In Kalapani, soon after a 46-year-old chronic lung disease patient died of coronavirus disease on April 3, her family of six was whisked away to a quarantine ward in Jogeshwari Trauma hospital.
“Honestly, we don’t understand what is happening. Nobody has time to explain to us for how long we will be kept here,” her daughter says. Sample of the deceased woman’s husband was taken on April 4, but nine days since, the test result is still awaited at the hospital.
Back in Kalapani, a cluttered chawl in Nagpada, a neighbour says no health worker came to ask if they have any symptoms. The ward has the second-highest number of COVID-19 cases in the city, and poor contact tracing and low awareness have hampered the fight against the virus.
E ward, comprising Byculla, Nagpada, and parts of Agripada, has 111 COVID-19 positive cases, second only to G-South ward in which Worli Koliwada has become a hotspot. The ward has already seen a transfer of two assistant commissioners in last one week. Even as police patrols parallel lanes in the neighbourhood, people in this lane, where the woman died, continue to gather and sit outside their homes to chat over tea in the evenings.
“We don’t understand what this coronavirus is. If we need vegetables, we have to step out,” says the brother-in-law of the deceased woman. He lives in the chawl opposite her house. He claims that civic health workers took his father, brother and nephews to the hospital after his sister-in-law passed away at Nair hospital on April 3. “The chawl was disinfected, but that’s it. No civic worker returned since,” he says. Three of the six tested positive, result of one is awaited.
“Delay in contact tracing is a problem. The E ward is so densely populated, a person may come across 80 people in a few days, but not even 10 contacts were quarantined and tested. That led to the spread,” says corporator Rais Shaikh, who first raised the red flag on April 5 when there were just 19 cases in the ward. He cites the example of a building in Agripada, where a person tested positive and no contact tracing was undertaken. “Buildings were not sealed, people moved around freely,” Shaikh says.
A delay was also noticed in handling Wockhardt hospital, where 56 staffers have tested positive for coronavirus after a heart patient was admitted on March 17. The hospital has the highest number of COVID-19 infected staffers in the city.
A civic official from another ward says the E ward officers were not swift enough in directing the hospital to quarantine and test all staffers. Apart from the delay in contact tracing in densely populated chawls, a major part of the population at the ward belongs to the lower socio-economic strata, where awareness about the virus remains low.
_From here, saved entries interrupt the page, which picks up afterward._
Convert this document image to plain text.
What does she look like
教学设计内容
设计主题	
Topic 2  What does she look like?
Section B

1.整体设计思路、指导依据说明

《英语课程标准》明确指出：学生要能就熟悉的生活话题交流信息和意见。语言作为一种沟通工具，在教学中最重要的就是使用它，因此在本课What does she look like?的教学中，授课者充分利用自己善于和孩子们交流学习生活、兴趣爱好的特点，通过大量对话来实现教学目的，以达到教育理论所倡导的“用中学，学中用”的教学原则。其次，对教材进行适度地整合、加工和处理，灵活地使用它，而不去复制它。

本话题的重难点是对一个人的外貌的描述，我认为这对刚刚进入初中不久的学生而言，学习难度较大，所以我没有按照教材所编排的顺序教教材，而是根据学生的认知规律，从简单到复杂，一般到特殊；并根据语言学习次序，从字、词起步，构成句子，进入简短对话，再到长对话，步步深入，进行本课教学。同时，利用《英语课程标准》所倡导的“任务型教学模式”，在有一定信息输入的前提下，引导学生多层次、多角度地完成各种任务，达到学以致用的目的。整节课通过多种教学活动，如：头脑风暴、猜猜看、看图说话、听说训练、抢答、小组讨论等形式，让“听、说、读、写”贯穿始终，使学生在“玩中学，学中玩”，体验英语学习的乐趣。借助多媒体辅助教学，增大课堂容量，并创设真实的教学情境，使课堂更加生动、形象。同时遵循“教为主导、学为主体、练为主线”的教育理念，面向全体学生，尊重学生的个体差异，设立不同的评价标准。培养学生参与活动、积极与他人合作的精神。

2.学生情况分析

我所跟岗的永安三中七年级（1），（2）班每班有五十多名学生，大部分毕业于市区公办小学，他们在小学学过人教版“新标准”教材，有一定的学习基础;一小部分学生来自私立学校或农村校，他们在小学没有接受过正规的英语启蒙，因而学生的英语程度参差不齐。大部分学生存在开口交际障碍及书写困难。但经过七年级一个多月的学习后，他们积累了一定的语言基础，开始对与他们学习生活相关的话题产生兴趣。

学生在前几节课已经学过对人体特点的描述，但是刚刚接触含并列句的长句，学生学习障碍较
“People are not taking the lockdown seriously in these pockets,” says Additional Municipal Commissioner Suresh Kakani, adding that BMC took help from political leaders to counsel people.
Similar issues have mushroomed in Worli Koliwada and Dharavi. “Another problem is that several people live in a small room in these areas and social distancing is not possible to maintain. Therefore, we decided to shift high-risk contacts to coronavirus care centres,” Kakani says. Over 1,000 people have been shifted from these containment zones to hotels, guest houses, lodges, schools and hotels. Kakani says the civic body has become more aggressive in its approach.
Shanu Shaikh, a local, says for a strict lockdown, the government also needs to first provide ration supply to locals. “We cannot stay at home hungry.”
Civic officers, however, claim that the containment protocol is slowly getting streamlined in the ward. Prashant Gaikwad, who has taken additional charge of E ward, says in the last two days he has appointed 19 containment zone officers, each officer for one such zone, to ensure smooth supply of groceries and vegetables in containment areas. “We have set up 200 beds in Richardson and Cruddas as a coronavirus care centre for chawl-dwellers who share common toilets in areas where COVID-19 cases have been detected. These low-risk contacts will be shifted there,” Gaikwad said.
On Saturday, he visited three of these hotspots in the ward to counsel people about coronavirus infection.